Il y a lieu de rappeler que la Cour a itérativement jugé que la pratique décisionnelle antérieure de la Commission ne sert pas de cadre juridique applicable aux amendes en matière de droit de concurrence et que des décisions concernant d’autres affaires n’ont qu’un caractère indicatif en ce qui concerne l’existence de discriminations (voir arrêts du 21 septembre 2006, JCB Service/Commission, C-167/04 P, Rec. p. I-8935, point 205, ainsi que du 24 septembre 2009, Erste Group Bank e.a./Commission, C-125/07 P, C-133/07 P, C-135/07 P et C-137/07 P, Rec. p. I-8681, point 233).

105

Ainsi, le fait que la Commission, dans le passé, a imposé des amendes se situant à un niveau déterminé pour certaines catégories d’infractions ne saurait l’empêcher de les fixer à un niveau plus élevé, si un relèvement des sanctions est jugé nécessaire afin d’assurer la mise en œuvre de la politique de concurrence de l’Union, celle-ci restant uniquement définie par le règlement (CE) no 1/2003 du Conseil, du 16 décembre 2002, relatif à la mise en œuvre des règles de concurrence prévues aux articles 81 et 82 [CE] (JO 2003, L 1, p. 1) (voir, en ce sens, arrêt du 28 juin 2005, Dansk Rørindustri e.a./Commission, C-189/02 P, C-202/02 P, C-205/02 P à C-208/02 P et C-213/02 P, Rec. p. I-5425, point 227).

106

La Cour a, en effet, souligné que la mise en œuvre de ladite politique exige que la Commission puisse adapter le niveau des amendes en fonction des impératifs de la politique en la matière (voir arrêt du 7 juin 1983, Musique Diffusion française e.a./Commission, 100/80 à 103/80, Rec. p. 1825, point 109).

107

Il convient d’ajouter que la gravité des infractions doit être établie en fonction de nombreux éléments, tels que les circonstances particulières de l’affaire, son contexte et la portée dissuasive des amendes, sans qu’ait été établie une liste contraignante ou exhaustive de critères devant obligatoirement être pris en compte (voir arrêt du 17 juillet 1997, Ferriere Nord/Commission, C-219/95 P, Rec. p. I-4411, point 33).

108

C’est, dès lors, à bon droit que le Tribunal a, au point 314 de l’arrêt attaqué, rejeté l’argumentation des requérantes tirée de la comparaison entre l’amende infligée au groupe Tomra et des sanctions imposées par la Commission dans d’autres décisions en matière de concurrence.

109

Dans ces conditions, le Tribunal, dans le cadre de son appréciation relative au montant de l’amende infligée, n’a pas violé le principe d’égalité de traitement.

110

Le cinquième moyen invoqué par les requérantes au soutien de leur pourvoi ne saurait donc prospérer.

111

Il résulte de toutes les considérations qui précèdent que le pourvoi doit être rejeté dans son ensemble.

Sur les dépens

112

Aux termes de l’article 69, paragraphe 2, du règlement de procédure, applicable à la procédure de pourvoi en vertu de l’article 118 du même règlement, toute partie qui succombe est condamnée aux dépens, s’il est conclu en ce sens.

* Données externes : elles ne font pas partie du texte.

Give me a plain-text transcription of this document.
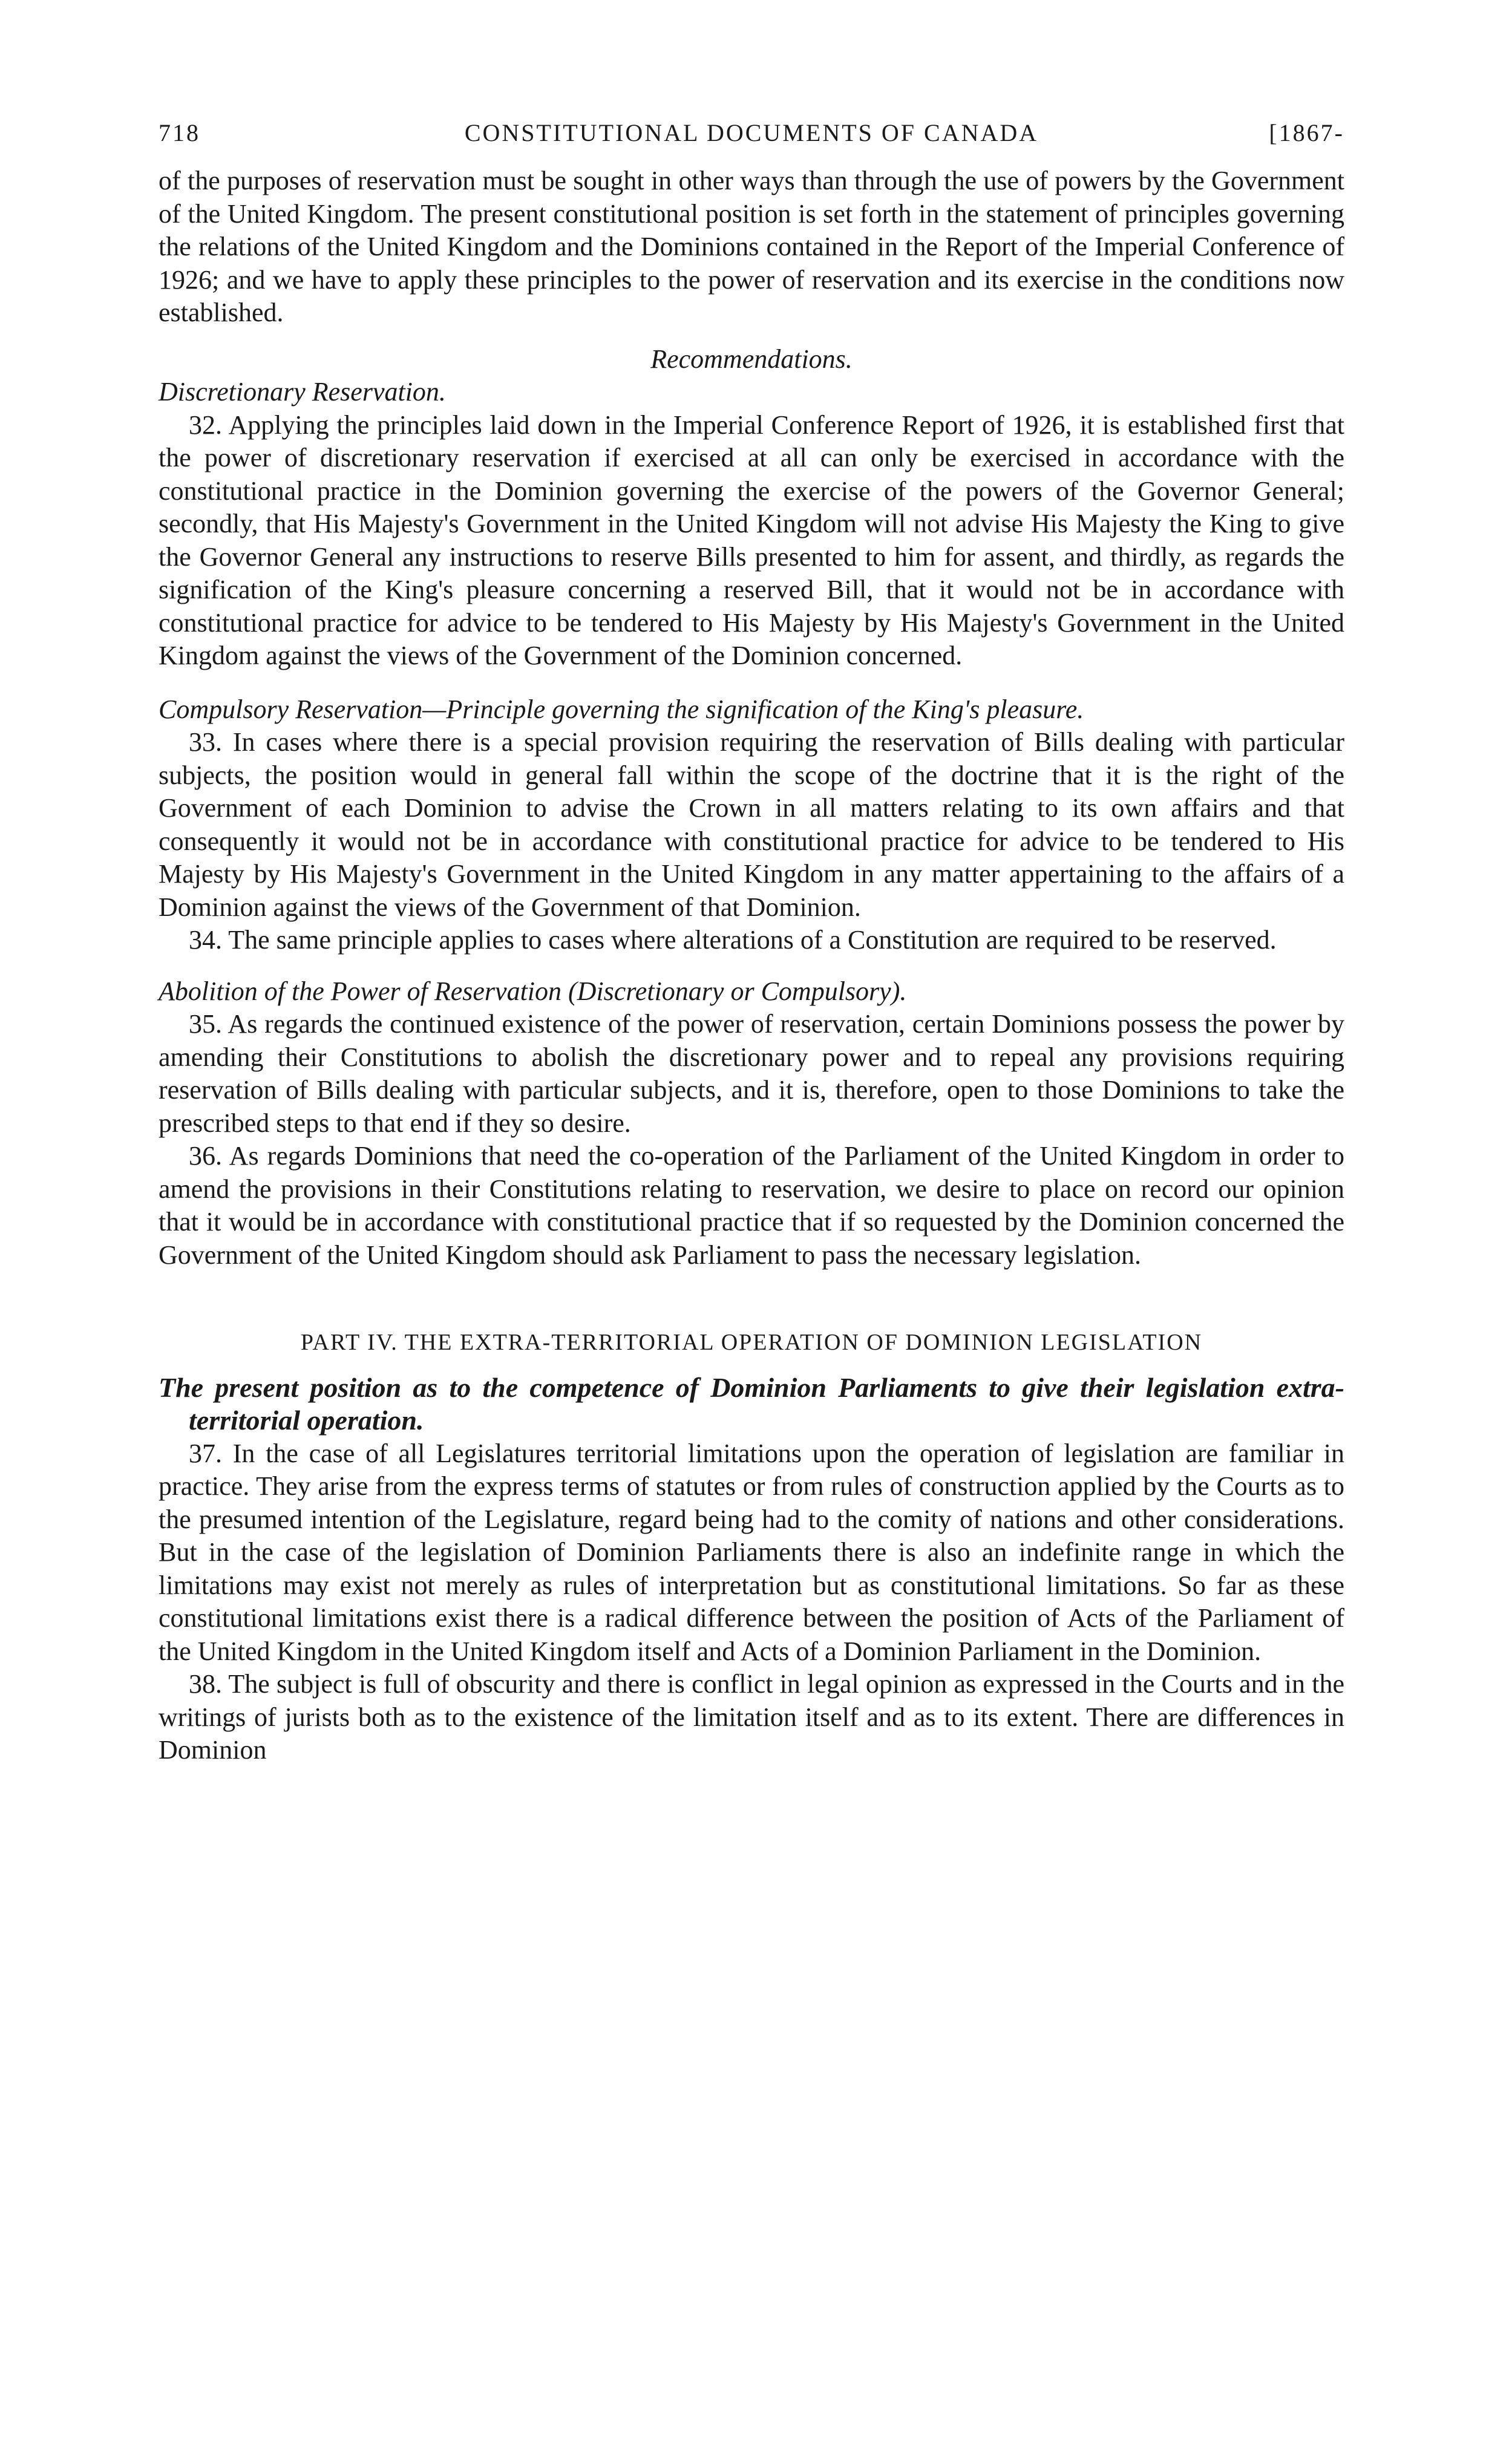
718	CONSTITUTIONAL DOCUMENTS OF CANADA	[1867-

of the purposes of reservation must be sought in other ways than through the use of powers by the Government of the United Kingdom. The present constitutional position is set forth in the statement of principles governing the relations of the United Kingdom and the Dominions contained in the Report of the Imperial Conference of 1926; and we have to apply these principles to the power of reservation and its exercise in the conditions now established.

Recommendations.
Discretionary Reservation.

32. Applying the principles laid down in the Imperial Conference Report of 1926, it is established first that the power of discretionary reservation if exercised at all can only be exercised in accordance with the constitutional practice in the Dominion governing the exercise of the powers of the Governor General; secondly, that His Majesty's Government in the United Kingdom will not advise His Majesty the King to give the Governor General any instructions to reserve Bills presented to him for assent, and thirdly, as regards the signification of the King's pleasure concerning a reserved Bill, that it would not be in accordance with constitutional practice for advice to be tendered to His Majesty by His Majesty's Government in the United Kingdom against the views of the Government of the Dominion concerned.

Compulsory Reservation—Principle governing the signification of the King's pleasure.

33. In cases where there is a special provision requiring the reservation of Bills dealing with particular subjects, the position would in general fall within the scope of the doctrine that it is the right of the Government of each Dominion to advise the Crown in all matters relating to its own affairs and that consequently it would not be in accordance with constitutional practice for advice to be tendered to His Majesty by His Majesty's Government in the United Kingdom in any matter appertaining to the affairs of a Dominion against the views of the Government of that Dominion.

34. The same principle applies to cases where alterations of a Constitution are required to be reserved.

Abolition of the Power of Reservation (Discretionary or Compulsory).

35. As regards the continued existence of the power of reservation, certain Dominions possess the power by amending their Constitutions to abolish the discretionary power and to repeal any provisions requiring reservation of Bills dealing with particular subjects, and it is, therefore, open to those Dominions to take the prescribed steps to that end if they so desire.

36. As regards Dominions that need the co-operation of the Parliament of the United Kingdom in order to amend the provisions in their Constitutions relating to reservation, we desire to place on record our opinion that it would be in accordance with constitutional practice that if so requested by the Dominion concerned the Government of the United Kingdom should ask Parliament to pass the necessary legislation.

PART IV. THE EXTRA-TERRITORIAL OPERATION OF DOMINION LEGISLATION
The present position as to the competence of Dominion Parliaments to give their legislation extra-territorial operation.

37. In the case of all Legislatures territorial limitations upon the operation of legislation are familiar in practice. They arise from the express terms of statutes or from rules of construction applied by the Courts as to the presumed intention of the Legislature, regard being had to the comity of nations and other considerations. But in the case of the legislation of Dominion Parliaments there is also an indefinite range in which the limitations may exist not merely as rules of interpretation but as constitutional limitations. So far as these constitutional limitations exist there is a radical difference between the position of Acts of the Parliament of the United Kingdom in the United Kingdom itself and Acts of a Dominion Parliament in the Dominion.

38. The subject is full of obscurity and there is conflict in legal opinion as expressed in the Courts and in the writings of jurists both as to the existence of the limitation itself and as to its extent. There are differences in Dominion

La Commission ayant conclu à la condamnation des requérantes et celles-ci ayant succombé en leurs moyens, il y a lieu de les condamner aux dépens.

 

Par ces motifs, la Cour (troisième chambre) déclare et arrête:

 

1)

Le pourvoi est rejeté.

 

2)

Tomra Systems ASA, Tomra Europe AS, Tomra Systems GmbH, Tomra Systems BV, Tomra Leergutsysteme GmbH, Tomra Systems AB et Tomra Butikksystemer AS sont condamnées aux dépens.

 

Signatures


( *1 ) Langue de procédure: l’anglais.